Quant à l'article 1166, il est étranger à la question: il ne s'agit pas en effet pour les créanciers d'exercer le droit du preneur qui n'en a pas, puisqu'il n'accomplit point ses engagements, mais d'user d'un droit propre qui ne naît à leur profit que dans l'hypothèse où le bailleur a opté pour le paiement des loyers à échoir.1

3261. — Telle était, au point de vue de la créance de loyers ou de fermages, l'étendue du privilège du bailleur sous l'empire du Code civil. Cette législation s'appliquait aussi bien au cas de faillite qu'au cas de déconfiture, puisque les règles du Code civil sont applicables en matière commerciale, en tant que la loi commerciale n'y dégoge pas, et il n'y avait ni dans le Code de commerce de 1807, ni dans la loi du 28 mai 1838, aucune disposition spéciale au privilège du bailleur dans le cas de faillite.

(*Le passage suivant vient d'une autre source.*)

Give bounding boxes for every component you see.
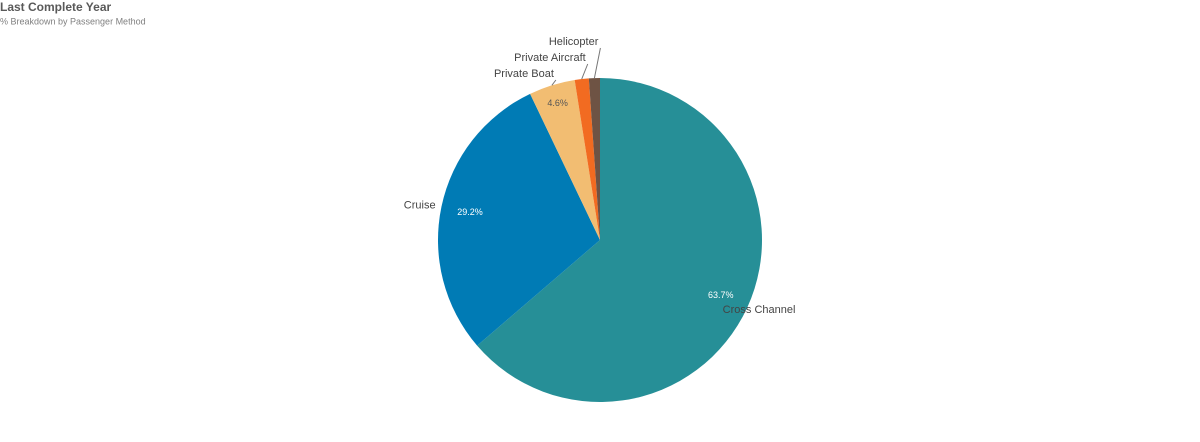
chart-subtitle: % Breakdown by Passenger Method — [0, 16, 146, 26]
value-label: 63.7% — [708, 290, 734, 300]
slice-label: Cruise — [404, 199, 436, 211]
value-label: 4.6% — [547, 98, 568, 108]
leader-line — [581, 63, 589, 80]
pie-slice — [477, 78, 763, 403]
slice-label: Private Aircraft — [514, 52, 586, 64]
value-label: 29.2% — [457, 207, 483, 217]
chart-title: Last Complete Year — [0, 0, 111, 14]
pie-slice — [574, 78, 600, 240]
pie-slice — [437, 93, 600, 346]
slice-label: Private Boat — [494, 68, 554, 80]
leader-line — [551, 79, 557, 86]
pie-slice — [530, 79, 600, 240]
leader-line — [593, 47, 601, 79]
slice-label: Cross Channel — [723, 304, 796, 316]
slice-label: Helicopter — [549, 36, 599, 48]
pie-slice — [588, 78, 600, 240]
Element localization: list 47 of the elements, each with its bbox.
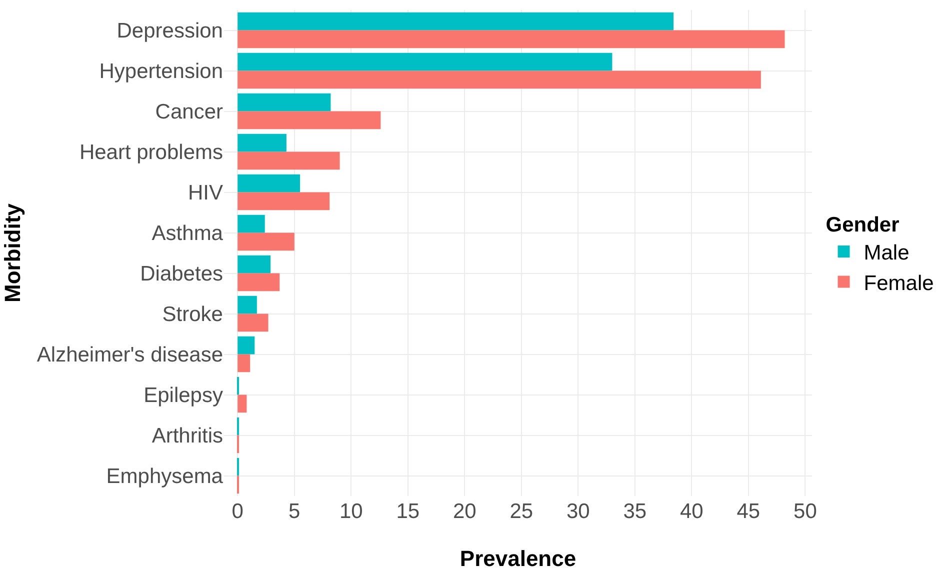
x-tick-label: 45 <box>736 500 760 523</box>
bar <box>238 152 340 170</box>
x-tick-label: 35 <box>623 500 647 523</box>
x-tick-label: 40 <box>680 500 704 523</box>
bar <box>238 354 250 372</box>
bar <box>238 30 785 48</box>
bar <box>238 232 294 251</box>
bar <box>238 314 268 332</box>
y-tick-label: Heart problems <box>79 141 223 164</box>
x-tick-label: 10 <box>339 500 363 523</box>
y-tick-label: Depression <box>116 20 223 43</box>
y-tick-label: HIV <box>188 182 223 205</box>
y-tick-label: Diabetes <box>140 262 223 286</box>
legend-label: Female <box>864 272 934 295</box>
bar <box>238 111 381 130</box>
bar <box>238 255 271 274</box>
x-tick-label: 15 <box>396 500 420 523</box>
bar <box>238 192 330 210</box>
legend-label: Male <box>864 242 910 265</box>
bar <box>238 12 674 30</box>
bar <box>238 273 280 292</box>
x-tick-label: 30 <box>566 500 590 523</box>
y-tick-label: Emphysema <box>106 465 224 488</box>
bar <box>238 336 255 354</box>
y-tick-label: Alzheimer's disease <box>36 344 223 367</box>
y-axis-title: Morbidity <box>0 202 25 302</box>
bar <box>238 296 257 314</box>
y-tick-label: Hypertension <box>99 60 223 84</box>
bar <box>238 134 286 152</box>
legend-title: Gender <box>826 213 900 236</box>
bar <box>238 214 265 233</box>
x-tick-label: 0 <box>232 500 244 523</box>
y-tick-label: Arthritis <box>152 424 223 448</box>
x-tick-label: 25 <box>510 500 534 523</box>
y-tick-label: Cancer <box>155 100 223 124</box>
x-tick-label: 5 <box>288 500 300 523</box>
x-tick-label: 50 <box>794 500 817 523</box>
bar <box>238 52 612 71</box>
bar <box>238 70 761 89</box>
bar <box>238 93 331 112</box>
x-axis-title: Prevalence <box>460 546 576 571</box>
x-tick-label: 20 <box>452 500 476 523</box>
y-tick-label: Asthma <box>152 222 224 246</box>
bar <box>238 174 300 192</box>
y-tick-label: Epilepsy <box>144 384 224 408</box>
y-tick-label: Stroke <box>162 303 223 326</box>
bar <box>238 394 247 413</box>
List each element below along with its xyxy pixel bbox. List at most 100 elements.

Cette étendue des droits du bailleur présentait, au cas de faillite, les inconvénients les plus graves. On décidait en effet, par application des principes que nous venons de poser, que le droit de relocation ne pouvait être exercé par la masse des créanciers de la faillite, pas plus que par les créanciers d'un débiteur en déconfiture, qu'à la condition du paiement effectif de tous les loyers à échoir; et on déduisait logiquement de ce principe les conséquences suivantes :

1o Le bailleur pouvait demander le paiement préalable des loyers à échoir, même si les lieux loués restaient garnis

'Cassation, 30 janvier 1827, Dalloz, RÉPERT. ALPHAB., V° Privilèges et Hypothèques, no 276. - Aubry et Rau, III, § 261, texte et note 33, p. 146-147; Laurent, XXIX, n° 400.